A tensão entre a necessidade de habitação em larga escala e a preservação da biodiversidade é o grande desafio deste século. O setor de construção civil, um dos maiores emissores de carbono, precisa encontrar um equilíbrio entre a funcionalidade exigida pela urbanização e a responsabilidade ética com o território. Não se trata apenas de utilizar materiais sustentáveis, mas de repensar a própria função da edificação no tecido vivo da paisagem.

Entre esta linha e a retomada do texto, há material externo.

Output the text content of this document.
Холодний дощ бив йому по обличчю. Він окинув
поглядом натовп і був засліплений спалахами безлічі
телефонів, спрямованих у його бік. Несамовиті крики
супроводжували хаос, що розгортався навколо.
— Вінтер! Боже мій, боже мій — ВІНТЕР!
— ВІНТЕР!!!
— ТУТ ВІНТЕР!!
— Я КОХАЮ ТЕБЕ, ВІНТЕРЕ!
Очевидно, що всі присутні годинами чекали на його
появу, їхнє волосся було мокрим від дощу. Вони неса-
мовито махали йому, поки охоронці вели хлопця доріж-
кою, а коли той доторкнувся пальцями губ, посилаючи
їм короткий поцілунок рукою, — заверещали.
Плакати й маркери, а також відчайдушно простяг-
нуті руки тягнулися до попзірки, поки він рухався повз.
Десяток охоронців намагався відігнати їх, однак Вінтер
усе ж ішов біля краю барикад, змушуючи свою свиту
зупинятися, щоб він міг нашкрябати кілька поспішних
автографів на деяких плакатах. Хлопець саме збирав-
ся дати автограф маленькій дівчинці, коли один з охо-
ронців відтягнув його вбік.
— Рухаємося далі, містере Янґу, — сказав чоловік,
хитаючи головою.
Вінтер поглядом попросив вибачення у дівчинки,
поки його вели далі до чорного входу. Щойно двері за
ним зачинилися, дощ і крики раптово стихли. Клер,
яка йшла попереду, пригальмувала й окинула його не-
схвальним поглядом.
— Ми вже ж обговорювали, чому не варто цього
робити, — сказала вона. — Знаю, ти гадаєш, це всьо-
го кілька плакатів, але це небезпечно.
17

Perspectivas de um design vivo

O futuro da arquitetura transespécie permanece em aberto. A grande questão é como escalar essas ideias sem perder a sensibilidade local que as torna eficazes. Será possível integrar essas práticas em megacidades que já operam no limite de sua capacidade infraestrutural? A resposta provavelmente não virá de uma solução única, mas de uma multiplicidade de intervenções que, aos poucos, alterem a percepção sobre o que é um ambiente habitável.

Observar como o mercado de arquitetura e o setor público reagirão a essas demandas será o próximo passo. A demanda por espaços que promovam a reconexão com o ecossistema já começa a influenciar projetos de regeneração urbana e design biofílico. A questão central é se o setor conseguirá transcender o marketing da sustentabilidade para adotar uma ética de convivência real com a vida em todas as suas formas.

A transição para uma arquitetura que reconhece a interdependência entre as espécies é um processo lento, mas necessário. A mudança de foco, do objeto construído para o sistema vivo, sugere que o papel do arquiteto está sendo redefinido. O desafio agora é transformar essas teorias em práticas que possam ser replicadas em diferentes contextos geográficos e sociais, sem perder a essência da coexistência.